Package           Severity  CVE
openssl 3.0.7     HIGH      CVE-2023-0286
libexpat 2.5.0    MEDIUM    CVE-2023-52425
...

Or with trivy (open source, very thorough):

docker run --rm aquasec/trivy image nginx:latest

Scanning reveals vulnerabilities in the base OS packages, language runtimes, and libraries. Pin to specific versions and update regularly. A year-old base image is often hundreds of known CVEs.

#Minimal Base Images

Every package in the image is potential attack surface. Start minimal:

scratch          → 0 MB, zero attack surface (Go/Rust only)
distroless       → ~2-20 MB, no shell, no package manager
alpine           → ~5 MB, small but has apk and sh
debian:slim      → ~75 MB
ubuntu           → ~77 MB

If an attacker exploits your application in a distroless image, there's no bash, no curl, no apt. They can't interactively explore the environment or easily download additional tools. The attack is significantly harder even with code execution.

#Dockerfile Security Checklist

# ✓ Pin base image by digest (not just tag)
FROM node:20-alpine@sha256:a3ed95ca...
 
# ✓ Don't install unnecessary packages
RUN apk add --no-cache --virtual .build-deps gcc && \
    npm ci && \
    apk del .build-deps   # remove build tools after use
 
# ✓ Don't copy secrets into the image
# Use --mount=type=secret (lesson 24) instead of:
# ARG API_KEY           ← wrong
# ENV API_KEY=${API_KEY} ← wrong
 
# ✓ Non-root user
RUN addgroup -S app && adduser -S app -G app
USER app
 
# ✓ Declare what's needed explicitly
EXPOSE 3000

#The Hardened Container Template

Putting it all together in a Compose service:

services:
  api:
    image: myapp:latest
    user: "10001:10001"
    read_only: true
    tmpfs:
      - /tmp:rw,noexec,nosuid,size=64m
    cap_drop:
      - ALL
    cap_add:
      - NET_BIND_SERVICE   # only if binding ports < 1024
    security_opt:
      - no-new-privileges:true
      - seccomp:./seccomp-profile.json
    environment:
      - NODE_ENV=production
    # No docker.sock mount
    # No privileged: true

Each restriction is independent. A bypassed seccomp filter still hits the capability restriction. A bypassed capability check still faces the non-root UID. A successful container escape still lands as UID 10001. Defense in depth means attackers must break multiple independent layers, not just one.
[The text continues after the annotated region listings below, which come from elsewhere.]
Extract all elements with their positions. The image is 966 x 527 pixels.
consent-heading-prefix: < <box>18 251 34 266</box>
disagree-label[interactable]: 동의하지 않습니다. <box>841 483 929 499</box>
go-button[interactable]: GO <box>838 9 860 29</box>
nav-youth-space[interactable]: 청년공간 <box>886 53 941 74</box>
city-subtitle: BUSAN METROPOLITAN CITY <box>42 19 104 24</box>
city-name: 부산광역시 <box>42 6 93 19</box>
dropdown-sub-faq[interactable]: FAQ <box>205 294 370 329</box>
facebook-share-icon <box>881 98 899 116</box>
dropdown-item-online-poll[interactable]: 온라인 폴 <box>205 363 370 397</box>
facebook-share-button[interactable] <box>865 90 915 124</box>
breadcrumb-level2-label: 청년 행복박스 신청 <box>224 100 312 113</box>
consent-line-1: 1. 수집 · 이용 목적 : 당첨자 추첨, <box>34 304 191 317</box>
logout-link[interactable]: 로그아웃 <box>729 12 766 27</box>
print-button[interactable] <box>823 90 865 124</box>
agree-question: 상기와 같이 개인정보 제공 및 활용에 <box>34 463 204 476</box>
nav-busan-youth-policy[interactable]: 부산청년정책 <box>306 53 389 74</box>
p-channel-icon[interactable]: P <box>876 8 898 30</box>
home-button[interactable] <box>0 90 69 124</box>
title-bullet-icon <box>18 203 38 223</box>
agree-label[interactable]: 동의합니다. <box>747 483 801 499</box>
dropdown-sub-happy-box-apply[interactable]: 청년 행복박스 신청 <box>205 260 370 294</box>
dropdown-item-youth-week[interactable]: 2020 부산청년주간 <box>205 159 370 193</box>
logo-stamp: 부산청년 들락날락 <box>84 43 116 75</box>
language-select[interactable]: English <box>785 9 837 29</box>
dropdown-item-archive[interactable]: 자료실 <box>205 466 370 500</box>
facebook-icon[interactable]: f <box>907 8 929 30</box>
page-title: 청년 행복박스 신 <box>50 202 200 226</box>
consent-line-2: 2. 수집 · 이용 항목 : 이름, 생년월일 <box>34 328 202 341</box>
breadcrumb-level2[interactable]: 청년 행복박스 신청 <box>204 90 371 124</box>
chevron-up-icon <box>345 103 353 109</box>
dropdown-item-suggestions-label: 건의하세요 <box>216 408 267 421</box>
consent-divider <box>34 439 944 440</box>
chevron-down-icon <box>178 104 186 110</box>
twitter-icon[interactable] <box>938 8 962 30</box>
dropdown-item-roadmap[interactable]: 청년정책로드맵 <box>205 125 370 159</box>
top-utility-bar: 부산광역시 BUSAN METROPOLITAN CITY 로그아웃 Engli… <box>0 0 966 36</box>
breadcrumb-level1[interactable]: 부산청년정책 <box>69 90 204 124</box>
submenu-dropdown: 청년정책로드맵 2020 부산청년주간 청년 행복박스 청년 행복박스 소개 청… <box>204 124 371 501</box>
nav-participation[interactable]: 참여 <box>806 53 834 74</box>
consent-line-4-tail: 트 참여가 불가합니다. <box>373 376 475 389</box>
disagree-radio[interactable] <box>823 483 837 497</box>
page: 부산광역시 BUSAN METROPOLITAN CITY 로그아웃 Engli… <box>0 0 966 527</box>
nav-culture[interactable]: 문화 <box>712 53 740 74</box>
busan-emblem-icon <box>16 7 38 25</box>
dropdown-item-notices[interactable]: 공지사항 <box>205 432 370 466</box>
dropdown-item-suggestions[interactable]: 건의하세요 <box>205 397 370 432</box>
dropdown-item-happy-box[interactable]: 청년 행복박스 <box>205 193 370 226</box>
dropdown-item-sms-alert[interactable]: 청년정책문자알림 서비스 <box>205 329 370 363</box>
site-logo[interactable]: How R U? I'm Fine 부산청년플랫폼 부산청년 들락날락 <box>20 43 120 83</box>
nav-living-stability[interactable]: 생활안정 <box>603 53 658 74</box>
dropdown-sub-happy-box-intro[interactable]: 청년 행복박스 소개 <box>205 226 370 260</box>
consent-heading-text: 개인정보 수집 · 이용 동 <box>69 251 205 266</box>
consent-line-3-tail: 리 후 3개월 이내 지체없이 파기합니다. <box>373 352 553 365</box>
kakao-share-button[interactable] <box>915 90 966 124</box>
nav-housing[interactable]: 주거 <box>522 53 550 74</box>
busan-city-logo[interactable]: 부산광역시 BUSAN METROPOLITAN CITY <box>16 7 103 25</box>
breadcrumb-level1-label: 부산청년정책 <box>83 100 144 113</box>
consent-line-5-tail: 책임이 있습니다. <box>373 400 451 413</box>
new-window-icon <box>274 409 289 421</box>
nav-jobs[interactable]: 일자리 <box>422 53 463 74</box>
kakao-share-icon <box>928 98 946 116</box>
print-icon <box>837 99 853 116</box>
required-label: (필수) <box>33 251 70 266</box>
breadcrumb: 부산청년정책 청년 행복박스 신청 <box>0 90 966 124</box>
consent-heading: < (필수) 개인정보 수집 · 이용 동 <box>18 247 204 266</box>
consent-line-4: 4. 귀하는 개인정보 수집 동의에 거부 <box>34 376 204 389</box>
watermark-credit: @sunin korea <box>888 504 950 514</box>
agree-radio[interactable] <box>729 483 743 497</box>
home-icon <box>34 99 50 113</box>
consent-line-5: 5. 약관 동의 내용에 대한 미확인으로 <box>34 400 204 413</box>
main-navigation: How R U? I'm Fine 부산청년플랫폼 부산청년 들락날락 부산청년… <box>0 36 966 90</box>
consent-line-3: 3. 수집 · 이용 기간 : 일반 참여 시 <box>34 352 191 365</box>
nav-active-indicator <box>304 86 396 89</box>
Key Takeaway: Container security is not binary — it's a set of independent layers, each limiting what an attacker can do if they compromise the process. The highest-impact changes: run as a non-root user (USER 10001 in Dockerfile — this changes the host UID the process runs as), drop all capabilities and add back only what's needed (--cap-drop ALL --cap-add NET_BIND_SERVICE), and add --security-opt no-new-privileges to block setuid escalation. A read-only root filesystem with --tmpfs for writable paths closes post-exploitation persistence. --privileged and mounting /var/run/docker.sock both give container root access to the host — avoid both in production. Rootless Docker runs the daemon itself as a non-root user, so container root maps to the daemon's unprivileged UID on the host.